Словом, казуистика едина с этой самой парестезией, то есть извращением полового акта, и законы и дефиниции этого закона совершенно бессильны и несостоятельны. Недавно в польском сейме был принят закон о запрете на порнографию. Закон, конечно, правильный, поскольку на нас отовсюду прет такой дикий секс, что жить ни взрослому человеку, ни ребенку не хочется. Совсем интимность из домов и алькова вышибли. Но господа сенаторы никак не могли разгрызть вопрос: а что такое порнография вообще-то! И решили: порнография, это когда совокупляются половым путем с явной обнаженной видимостью половых органов. Значит, когда в ночном телевизионном «Плейбое» так чудесно красиво дамы и мужчины обнажаются и совершают такие красивые и почти бестелесные половые акты, это не порнография. Тут на видимое обозрение половые естества с их неэстетичной анатомией не выставлены. Мы, дорогие читатели, считаем, что всякий запрет родит «запретный» плод, который ох как сладок, но во имя ограничения истинного половодья дешевого, несмачного, халтурного секса со всех сторон надо бы немного к нему с уважением отнестись и не делать так безобразно визуально доступным. А то, того и гляди, не захочется женщинам и мужчинам вообще им заниматься.

Король Иосиф II.

Английский закон был более ортодоксален, чем немецкий, в отношении половых связей. Там должна быть соблюдена известная позиция при совершении соития. То есть традиционно, только спереди. И многие неверные жены, по утверждению писателя Брантома, этим законом злоупотребляли. Они своим мужьям, намеревшимся с ними развод брать, говорили следующее: «А я скажу священнику, что ты меня сзади берешь».

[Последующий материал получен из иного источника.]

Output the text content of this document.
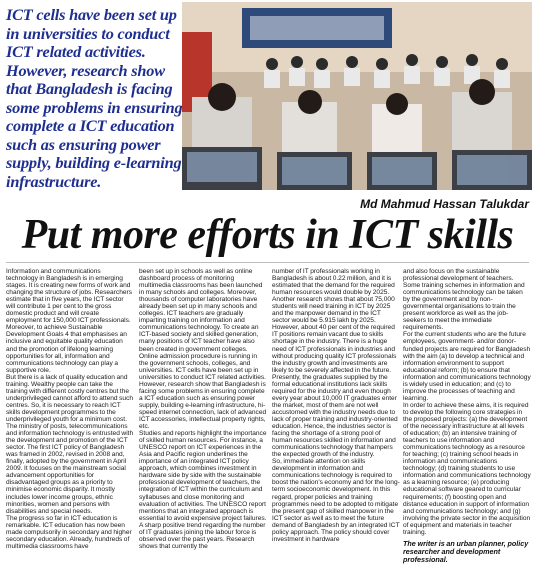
ICT cells have been set up in universities to conduct ICT related activities. However, research show that Bangladesh is facing some problems in ensuring complete a ICT education such as ensuring power supply, building e-learning infrastructure.
Md Mahmud Hassan Talukdar
Put more efforts in ICT skills

Information and communications technology in Bangladesh is in emerging stages. It is creating new forms of work and changing the structure of jobs. Researchers estimate that in five years, the ICT sector will contribute 1 per cent to the gross domestic product and will create employment for 150,000 ICT professionals. Moreover, to achieve Sustainable Development Goals 4 that emphasises an inclusive and equitable quality education and the promotion of lifelong learning opportunities for all, information and communications technology can play a supportive role.

But there is a lack of quality education and training. Wealthy people can take the training with different costly centres but the underprivileged cannot afford to attend such centres. So, it is necessary to reach ICT skills development programmes to the underprivileged youth for a minimum cost.

The ministry of posts, telecommunications and information technology is entrusted with the development and promotion of the ICT sector. The first ICT policy of Bangladesh was framed in 2002, revised in 2008 and, finally, adopted by the government in April 2009. It focuses on the mainstream social advancement opportunities for disadvantaged groups as a priority to minimise economic disparity. It mostly includes lower income groups, ethnic minorities, women and persons with disabilities and special needs.

The progress so far in ICT education is remarkable. ICT education has now been made compulsorily in secondary and higher secondary education. Already, hundreds of multimedia classrooms have

been set up in schools as well as online dashboard process of monitoring multimedia classrooms has been launched in many schools and colleges. Moreover, thousands of computer laboratories have already been set up in many schools and colleges. ICT teachers are gradually imparting training on information and communications technology. To create an ICT-based society and skilled generation, many positions of ICT teacher have also been created in government colleges. Online admission procedure is running in the government schools, colleges, and universities. ICT cells have been set up in universities to conduct ICT related activities. However, research show that Bangladesh is facing some problems in ensuring complete a ICT education such as ensuring power supply, building e-learning infrastructure, hi-speed internet connection, lack of advanced ICT accessories, intellectual property rights, etc.

Studies and reports highlight the importance of skilled human resources. For instance, a UNESCO report on ICT experiences in the Asia and Pacific region underlines the importance of an integrated ICT policy approach, which combines investment in hardware side by side with the sustainable professional development of teachers, the integration of ICT within the curriculum and syllabuses and close monitoring and evaluation of activities. The UNESCO report mentions that an integrated approach is essential to avoid expensive project failures. A sharp positive trend regarding the number of IT graduates joining the labour force is observed over the past years. Research shows that currently the

number of IT professionals working in Bangladesh is about 0.22 million, and it is estimated that the demand for the required human resources would double by 2025. Another research shows that about 75,000 students will need training in ICT by 2025 and the manpower demand in the ICT sector would be 5.915 lakh by 2025. However, about 40 per cent of the required IT positions remain vacant due to skills shortage in the industry. There is a huge need of ICT professionals in industries and without producing quality ICT professionals the industry growth and investments are likely to be severely affected in the future. Presently, the graduates supplied by the formal educational institutions lack skills required for the industry and even though every year about 10,000 IT graduates enter the market, most of them are not well accustomed with the industry needs due to lack of proper training and industry-oriented education. Hence, the industries sector is facing the shortage of a strong pool of human resources skilled in information and communications technology that hampers the expected growth of the industry.

So, immediate attention on skills development in information and communications technology is required to boost the nation's economy and for the long-term socioeconomic development. In this regard, proper policies and training programmes need to be adopted to mitigate the present gap of skilled manpower in the ICT sector as well as to meet the future demand of Bangladesh by an integrated ICT policy approach. The policy should cover investment in hardware

and also focus on the sustainable professional development of teachers. Some training schemes in information and communications technology can be taken by the government and by non-governmental organisations to train the present workforce as well as the job-seekers to meet the immediate requirements.

For the current students who are the future employees, government- and/or donor-funded projects are required for Bangladesh with the aim (a) to develop a technical and information environment to support educational reform; (b) to ensure that information and communications technology is widely used in education; and (c) to improve the processes of teaching and learning.

In order to achieve these aims, it is required to develop the following core strategies in the proposed projects: (a) the development of the necessary infrastructure at all levels of education; (b) an intensive training of teachers to use information and communications technology as a resource for teaching; (c) training school heads in information and communications technology; (d) training students to use information and communications technology as a learning resource; (e) producing educational software geared to curricular requirements; (f) boosting open and distance education in support of information and communications technology; and (g) involving the private sector in the acquisition of equipment and materials in teacher training.

The writer is an urban planner, policy researcher and development professional.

Но то, что в Европе порочным было, являлось обычным делом в африканских племенах. Там очень долгое время другой позиции, как только сзади, не знали, и съеденный дикарями мореплаватель Кук, о котором Высоцкий песенку распевал, очень восхищался такой естественной безнравственностью половых сношений дикарей, объясняя это наследованием половой жизни зверей. Хотя «чистая половая связь зверей» далеко не так чиста, как нам представляется. И они, эти зверюги, занимаются, оказывается, нетрадиционным сексом. И у них, этих зверюг, половые извращения наблюдаются, а уж мастурбация и онанизм на каждом шагу. Мы об этом уже вспоминали.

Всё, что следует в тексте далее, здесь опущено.